Paolo. Era uno che rappresentava il bene o il male della razza umana. Era uno contro il quale ogni bassezza, ogni degradazione delle cose alte per usi bassi, tutto il proporre l'oscurità per la luce erano abomini. Era uno che da solo poteva riempire la grande misura dell'affermazione 'Tutte le anime sono mie'. Gesù Cristo era questo e altro per San Paolo. E quindi fu che "il suo spirito fu provocato in lui nel vedere" "la verità di Dio scambiata per una menzogna" in questa città filosofica di Atene.

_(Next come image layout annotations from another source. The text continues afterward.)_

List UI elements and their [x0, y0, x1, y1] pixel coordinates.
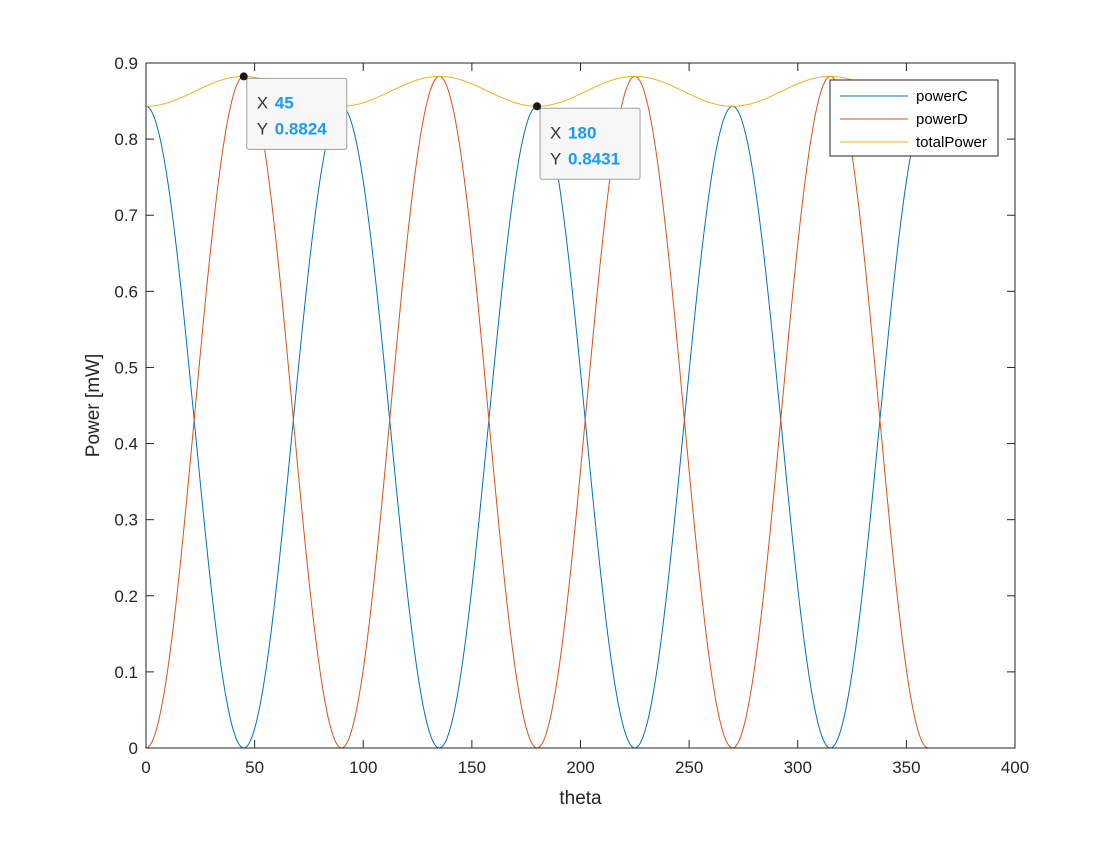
datatip-y-value: 0.8431 [568, 149, 620, 168]
y-tick-label: 0.7 [114, 206, 138, 225]
x-tick-label: 50 [245, 758, 264, 777]
datatip-y-label: Y [257, 119, 268, 138]
x-tick-label: 350 [892, 758, 920, 777]
legend[interactable]: powerC powerD totalPower [829, 79, 999, 157]
datatip[interactable]: X 180 Y 0.8431 [533, 102, 641, 180]
y-tick-label: 0.2 [114, 587, 138, 606]
datatip-box [246, 77, 348, 150]
x-tick-label: 400 [1001, 758, 1029, 777]
x-tick-label: 200 [566, 758, 594, 777]
datatip[interactable]: X 45 Y 0.8824 [239, 72, 348, 150]
x-tick-label: 150 [458, 758, 486, 777]
legend-box [829, 79, 999, 157]
datatip-x-value: 180 [568, 123, 596, 142]
y-tick-label: 0 [129, 739, 138, 758]
datatip-y-label: Y [550, 149, 561, 168]
x-tick-label: 300 [784, 758, 812, 777]
datatip-box [539, 107, 641, 180]
y-axis-label: Power [mW] [83, 354, 104, 457]
y-tick-label: 0.8 [114, 130, 138, 149]
datatip-x-label: X [550, 123, 561, 142]
datatip-y-value: 0.8824 [275, 119, 328, 138]
y-tick-label: 0.4 [114, 435, 138, 454]
series-line-powerD[interactable] [146, 75, 929, 748]
y-tick-label: 0.1 [114, 663, 138, 682]
y-tick-label: 0.3 [114, 511, 138, 530]
x-tick-label: 250 [675, 758, 703, 777]
y-tick-label: 0.6 [114, 282, 138, 301]
x-tick-label: 0 [141, 758, 150, 777]
datatip-marker[interactable] [533, 102, 542, 111]
ticks-layer: 0 50 100 150 200 250 300 350 400 0 0.1 0.2 0.3 0.4 0.5… [114, 54, 1029, 777]
legend-label-powerD: powerD [916, 111, 968, 128]
y-tick-label: 0.9 [114, 54, 138, 73]
legend-label-powerC: powerC [916, 88, 968, 105]
datatip-x-label: X [257, 93, 268, 112]
x-tick-label: 100 [349, 758, 377, 777]
y-tick-label: 0.5 [114, 358, 138, 377]
datatips-layer: X 45 Y 0.8824 X 180 Y 0.8431 [239, 72, 641, 180]
datatip-marker[interactable] [239, 72, 248, 81]
datatip-x-value: 45 [275, 93, 294, 112]
x-axis-label: theta [559, 788, 602, 809]
legend-label-totalPower: totalPower [916, 134, 987, 151]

IV. La gelosia per il Signore operava in san Paolo . ‑ Era la stessa emozione che ardeva in Elia quando gridò di essere stato «molto geloso» per il Signore degli eserciti. L'Apostolo non sopportava di vedere la malvagità sul trono della cultura. Non poteva accettare che l'animale nell'uomo schiavizzasse l'intelletto e soffocasse l'anima dell'uomo. E quindi il suo spirito si irritava e si irritava mentre si guardava intorno ad Atene e vedeva le cose vergognose davanti alle quali si inchinavano le persone più istruite dell'antichità.

—Rev. Canon Lewis.

Illustrazione

«Una delle nostre recensioni settimanali nell'avviso di un libro sul regno dell'imperatore romano Tiberio dice: “Non crediamo che nessuna particolare lascivia dell'immaginazione abbia infettato la mente italiana nel primo secolo. I resti materiali di Pompei, sorpresi dalle ceneri senza un attimo di preavviso, mostrano, nel loro insieme, meno di quel lato della natura umana di qualsiasi sezione uguale di Londra o Parigi, se sorpresi allo stesso modo ” ( Ateneo , 21 giugno , 1902).

La Chiesa cristiana nelle sue autorevoli espressioni non è andata così lontano. Non è mai stata così audace da dire che Londra in questo momento supera Pompei in cattiveria. Che sia così o no, non sta a noi in questa occasione decidere. Ma dopo aver parlato così chiaramente dall'Ateneo sulla condizione morale di Londra, è sicuramente dovere della Chiesa cristiana nella metropoli esaminare se stessa e vedere se non è stata troppo indulgente con i peccati di Londra - e se ha non è stata spesso muta quando avrebbe dovuto gridare forte e non risparmiarsi».